Put the peppers in a bowl and cover with plastic wrap. When cool enough to handle, scrape the charred black skin off the peppers and remove the stem and seeds. Coarsely chop and reserve. This can totally be done ahead.
Put the cumin, coriander, fennel and caraway in a dry saute pan and toast them until they become very aromatic. Grind all the spices into a coarse powder in a spice grinder.
Coarsely chop the dried chiles, toss them into the bowl of a food processor and pulse to pulverize.
Add the toasted ground spices, the roasted red peppers, chopped garlic and tomato paste. Puree until the mixture is smooth.
Add 1/4 cup of the olive oil and pulse to combine.
Add in another 1/4 cup of olive oil and pulse again. Season with salt, to taste, if needed. Store in an airtight container.
Toss the chicken parts liberally with the harissa and let sit at room temperature up to 2 hours, or overnight or even a few days in the refrigerator.

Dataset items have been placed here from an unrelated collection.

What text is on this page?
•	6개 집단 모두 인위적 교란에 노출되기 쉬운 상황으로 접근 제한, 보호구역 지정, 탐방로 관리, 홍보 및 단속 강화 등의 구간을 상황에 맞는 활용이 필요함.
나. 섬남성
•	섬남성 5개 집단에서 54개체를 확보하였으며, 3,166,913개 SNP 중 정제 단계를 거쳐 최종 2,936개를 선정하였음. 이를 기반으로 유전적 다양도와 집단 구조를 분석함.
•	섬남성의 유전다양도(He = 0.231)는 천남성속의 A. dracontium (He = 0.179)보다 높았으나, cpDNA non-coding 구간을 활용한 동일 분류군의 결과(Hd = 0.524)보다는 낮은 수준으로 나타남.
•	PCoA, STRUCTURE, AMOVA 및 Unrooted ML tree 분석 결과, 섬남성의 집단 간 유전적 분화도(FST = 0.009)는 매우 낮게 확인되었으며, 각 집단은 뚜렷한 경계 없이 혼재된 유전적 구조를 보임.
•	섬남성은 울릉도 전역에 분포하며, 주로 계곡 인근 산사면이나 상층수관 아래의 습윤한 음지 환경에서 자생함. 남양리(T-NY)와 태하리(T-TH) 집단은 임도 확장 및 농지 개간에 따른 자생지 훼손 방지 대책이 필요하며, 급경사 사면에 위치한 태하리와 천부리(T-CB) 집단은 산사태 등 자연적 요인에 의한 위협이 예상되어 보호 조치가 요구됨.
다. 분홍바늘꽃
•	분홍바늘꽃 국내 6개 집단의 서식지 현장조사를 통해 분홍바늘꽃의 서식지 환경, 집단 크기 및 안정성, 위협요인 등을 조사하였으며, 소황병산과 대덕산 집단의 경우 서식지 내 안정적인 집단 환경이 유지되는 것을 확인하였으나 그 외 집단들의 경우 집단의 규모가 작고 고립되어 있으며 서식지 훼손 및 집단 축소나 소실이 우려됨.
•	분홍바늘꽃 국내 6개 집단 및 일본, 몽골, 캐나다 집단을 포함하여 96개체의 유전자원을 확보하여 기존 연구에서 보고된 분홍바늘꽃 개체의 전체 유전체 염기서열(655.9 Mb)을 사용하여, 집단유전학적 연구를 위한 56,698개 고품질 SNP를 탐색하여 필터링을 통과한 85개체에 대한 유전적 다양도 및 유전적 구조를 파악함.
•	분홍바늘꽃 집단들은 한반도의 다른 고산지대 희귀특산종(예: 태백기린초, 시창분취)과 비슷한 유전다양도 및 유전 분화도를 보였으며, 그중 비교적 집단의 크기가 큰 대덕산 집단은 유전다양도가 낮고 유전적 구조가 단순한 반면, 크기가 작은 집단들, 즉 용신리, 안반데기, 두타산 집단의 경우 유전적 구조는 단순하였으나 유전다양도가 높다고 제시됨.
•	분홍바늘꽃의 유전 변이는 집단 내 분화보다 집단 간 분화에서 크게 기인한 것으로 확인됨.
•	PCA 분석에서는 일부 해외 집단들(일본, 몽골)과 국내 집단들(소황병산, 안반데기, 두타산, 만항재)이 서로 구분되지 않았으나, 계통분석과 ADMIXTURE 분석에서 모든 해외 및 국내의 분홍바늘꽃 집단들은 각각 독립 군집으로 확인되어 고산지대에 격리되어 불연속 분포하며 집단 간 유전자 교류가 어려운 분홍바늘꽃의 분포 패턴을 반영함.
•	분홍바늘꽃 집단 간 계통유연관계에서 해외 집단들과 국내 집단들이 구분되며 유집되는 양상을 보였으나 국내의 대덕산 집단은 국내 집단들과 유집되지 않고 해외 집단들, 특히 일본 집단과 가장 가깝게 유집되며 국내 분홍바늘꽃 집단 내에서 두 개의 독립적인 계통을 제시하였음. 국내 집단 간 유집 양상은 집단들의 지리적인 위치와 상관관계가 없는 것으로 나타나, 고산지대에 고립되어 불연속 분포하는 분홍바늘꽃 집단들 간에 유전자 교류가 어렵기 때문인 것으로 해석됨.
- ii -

Preheat the grill to medium.
Put the chicken on the grill and grill for 8 to 10 minutes on each side. You may have to move the chicken around, or flip it over a couple of times to prevent burning. You may also want to brush it a couple times with the leftover harissa, just remember it is pretty spicy!
Remove the chicken from the grill and let it rest for 5 to 10 minutes before serving.